5 Ways the Great Resignation Can Boost Your Tech Career

According to the U.S. Bureau of Labor Statistics, we’re in the midst of a “Great Resignation,” with 4.3 million additional people quitting their jobs in August. What’s more, nearly half of the tech employees we surveyed said they were likely to find a new job in 2021.

Can times of labor market turmoil actually benefit technologists’ careers? Yes, if you play your cards right. Here are some ways to come out on top during the “Great Resignation.”

Fill the Vacuum

Resignations are highest among mid-career employees, with many at the VP or director level, noted Timothy Thomas, lead executive coach at Coaching Technology Group.

When a mid-level tech manager leaves, it often has a ripple effect, disrupting positions up and down the chain of command. If you are interested in becoming a manager or team lead, now’s the time to throw your hat in the ring. Alternatively, let your departing boss know that you might be interested in following him to a new company for a higher-level position.

“The key to landing a promotion when positions are being reshuffled is having someone ready to take your place,” Thomas said. 

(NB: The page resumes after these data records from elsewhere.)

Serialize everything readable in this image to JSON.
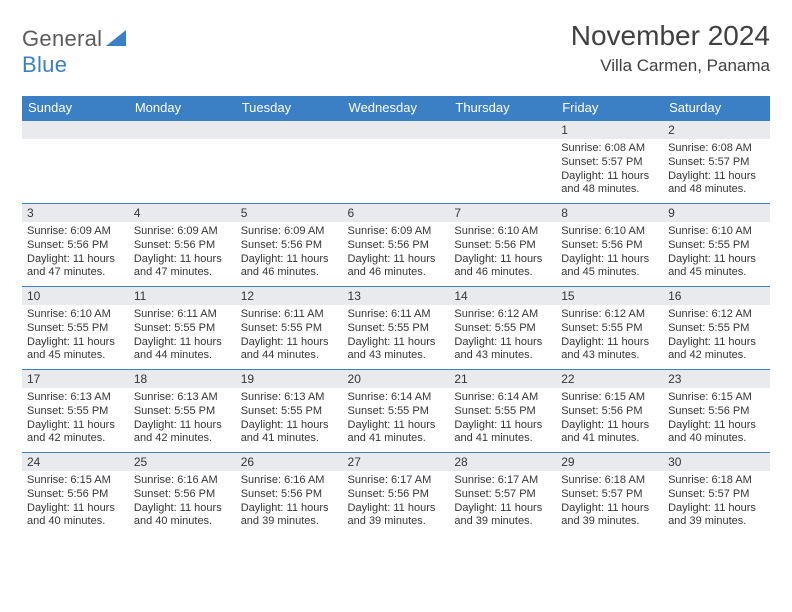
{
  "logo": {
    "text1": "General",
    "text2": "Blue"
  },
  "title": {
    "month": "November 2024",
    "location": "Villa Carmen, Panama"
  },
  "style": {
    "accent_color": "#3b7fc4",
    "header_text_color": "#ffffff",
    "daynum_bg": "#e8eaed",
    "text_color": "#353535",
    "font_family": "Arial",
    "title_fontsize": 28,
    "location_fontsize": 17,
    "header_fontsize": 13,
    "daynum_fontsize": 12,
    "detail_fontsize": 11,
    "columns": 7,
    "rows": 5
  },
  "weekdays": [
    "Sunday",
    "Monday",
    "Tuesday",
    "Wednesday",
    "Thursday",
    "Friday",
    "Saturday"
  ],
  "weeks": [
    [
      null,
      null,
      null,
      null,
      null,
      {
        "n": "1",
        "sr": "6:08 AM",
        "ss": "5:57 PM",
        "dl": "11 hours and 48 minutes."
      },
      {
        "n": "2",
        "sr": "6:08 AM",
        "ss": "5:57 PM",
        "dl": "11 hours and 48 minutes."
      }
    ],
    [
      {
        "n": "3",
        "sr": "6:09 AM",
        "ss": "5:56 PM",
        "dl": "11 hours and 47 minutes."
      },
      {
        "n": "4",
        "sr": "6:09 AM",
        "ss": "5:56 PM",
        "dl": "11 hours and 47 minutes."
      },
      {
        "n": "5",
        "sr": "6:09 AM",
        "ss": "5:56 PM",
        "dl": "11 hours and 46 minutes."
      },
      {
        "n": "6",
        "sr": "6:09 AM",
        "ss": "5:56 PM",
        "dl": "11 hours and 46 minutes."
      },
      {
        "n": "7",
        "sr": "6:10 AM",
        "ss": "5:56 PM",
        "dl": "11 hours and 46 minutes."
      },
      {
        "n": "8",
        "sr": "6:10 AM",
        "ss": "5:56 PM",
        "dl": "11 hours and 45 minutes."
      },
      {
        "n": "9",
        "sr": "6:10 AM",
        "ss": "5:55 PM",
        "dl": "11 hours and 45 minutes."
      }
    ],
    [
      {
        "n": "10",
        "sr": "6:10 AM",
        "ss": "5:55 PM",
        "dl": "11 hours and 45 minutes."
      },
      {
        "n": "11",
        "sr": "6:11 AM",
        "ss": "5:55 PM",
        "dl": "11 hours and 44 minutes."
      },
      {
        "n": "12",
        "sr": "6:11 AM",
        "ss": "5:55 PM",
        "dl": "11 hours and 44 minutes."
      },
      {
        "n": "13",
        "sr": "6:11 AM",
        "ss": "5:55 PM",
        "dl": "11 hours and 43 minutes."
      },
      {
        "n": "14",
        "sr": "6:12 AM",
        "ss": "5:55 PM",
        "dl": "11 hours and 43 minutes."
      },
      {
        "n": "15",
        "sr": "6:12 AM",
        "ss": "5:55 PM",
        "dl": "11 hours and 43 minutes."
      },
      {
        "n": "16",
        "sr": "6:12 AM",
        "ss": "5:55 PM",
        "dl": "11 hours and 42 minutes."
      }
    ],
    [
      {
        "n": "17",
        "sr": "6:13 AM",
        "ss": "5:55 PM",
        "dl": "11 hours and 42 minutes."
      },
      {
        "n": "18",
        "sr": "6:13 AM",
        "ss": "5:55 PM",
        "dl": "11 hours and 42 minutes."
      },
      {
        "n": "19",
        "sr": "6:13 AM",
        "ss": "5:55 PM",
        "dl": "11 hours and 41 minutes."
      },
      {
        "n": "20",
        "sr": "6:14 AM",
        "ss": "5:55 PM",
        "dl": "11 hours and 41 minutes."
      },
      {
        "n": "21",
        "sr": "6:14 AM",
        "ss": "5:55 PM",
        "dl": "11 hours and 41 minutes."
      },
      {
        "n": "22",
        "sr": "6:15 AM",
        "ss": "5:56 PM",
        "dl": "11 hours and 41 minutes."
      },
      {
        "n": "23",
        "sr": "6:15 AM",
        "ss": "5:56 PM",
        "dl": "11 hours and 40 minutes."
      }
    ],
    [
      {
        "n": "24",
        "sr": "6:15 AM",
        "ss": "5:56 PM",
        "dl": "11 hours and 40 minutes."
      },
      {
        "n": "25",
        "sr": "6:16 AM",
        "ss": "5:56 PM",
        "dl": "11 hours and 40 minutes."
      },
      {
        "n": "26",
        "sr": "6:16 AM",
        "ss": "5:56 PM",
        "dl": "11 hours and 39 minutes."
      },
      {
        "n": "27",
        "sr": "6:17 AM",
        "ss": "5:56 PM",
        "dl": "11 hours and 39 minutes."
      },
      {
        "n": "28",
        "sr": "6:17 AM",
        "ss": "5:57 PM",
        "dl": "11 hours and 39 minutes."
      },
      {
        "n": "29",
        "sr": "6:18 AM",
        "ss": "5:57 PM",
        "dl": "11 hours and 39 minutes."
      },
      {
        "n": "30",
        "sr": "6:18 AM",
        "ss": "5:57 PM",
        "dl": "11 hours and 39 minutes."
      }
    ]
  ],
  "labels": {
    "sunrise": "Sunrise:",
    "sunset": "Sunset:",
    "daylight": "Daylight:"
  }
}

Manage up by letting the people above you know that you are interested and qualified, and that you’ve got a replacement ready to go. Then seal the deal by helping the person below you manage up, as well.

Maximize Negotiation Power and Leverage

Many technologists and managers have struggled to deliver results consistently at high levels over the last 24 months, noted Ravi Raman, executive coach and owner of Raman Coaching.

If you’ve been able to make an impact by shipping code or developing products on time, or been successful at leading teams while working remotely, your boss may be willing to sweeten the pot to keep you from leaving.

Since pay raises and performance reviews often come near the end of the year, now’s the time to reassess your market value. If you find that you’re underpaid, or if your company doled out nominal raises during the lockdown, you’re in a perfect position to ask for a substantial salary increase and/or reimbursements for training, formal education or certification tests.

Consulting firm Willis Towers Watson found that more than two-thirds of employers plan to differentiate and customize their benefit programs over the next two years in response to tight labor markets. For example, Amazon has offered more than 750,000 U.S. workers the opportunity to pursue a fully paid bachelor’s degree.

“Employers are looking for ways to retool existing tech employees in an effort to stay ahead of the organization’s technology needs,” Raman said. In light of that, coming into your manager’s office with a possible solution to those needs (i.e., compensating you adequately to keep you onboard) will likely be viewed a win-win.

Relocate to Improve Your Standard of Living

Now that your employer has settled on a remote-first or hybrid work model, you may be able to relocate to a city with a lower cost of living and improve your quality of life. But here’s the catch: Make sure you disclose your plans. Lock down your salary and how often you need to come into the office before you move.

Taking a pay cut to telecommute from a cheaper city might be okay, but only if you come out ahead. Also, in most cases, having a remote employee obligates an employer to file tax returns and pay taxes in the local jurisdiction where an employee works. Your employer may not be willing to go to all that trouble for just one or two employees.

Change Specialties

Most employees cite burnout and lack of growth opportunities for quitting. In order for businesses to thrive and retain staff, employers are making an effort to support employees’ career goals by offering reskilling and upskilling opportunities.

Offering to fill a hard-to-source position involving cybersecurity, A.I./machine learning, data science/analytics or DevOps/DevSecOps/Agile not only improves your brain health, morale and negotiating power, it solves a big problem for CIOs and HR.

According to our research, if you can meet 60 percent of the requirements as an internal candidate (or 75 percent as an external candidate) for any job in a high-demand specialty, you can make quite a persuasive case for maintaining or even boosting your salary when you transition to a new role, even if you don’t have all the necessary skills. Why not come up with a step-by-step plan and pitch it to your boss or a prospective employer?

Hit the Market

John Bremen recently called the Great Resignation a bit of a misnomer. Why? Because the vast majority of those who quit one job have simultaneously shifted to a different, more attractive job, thus also prompting “The Great Hire.”

You may find a better opportunity if you test the market—or if you’re willing to take a risk, leverage a competing offer for a raise with your current employer. According to multiple sources, some employers are offering salary raises of up to 25 percent in a bid to hold on to staff who have tendered their resignations. Now seems like the perfect time to roll the dice.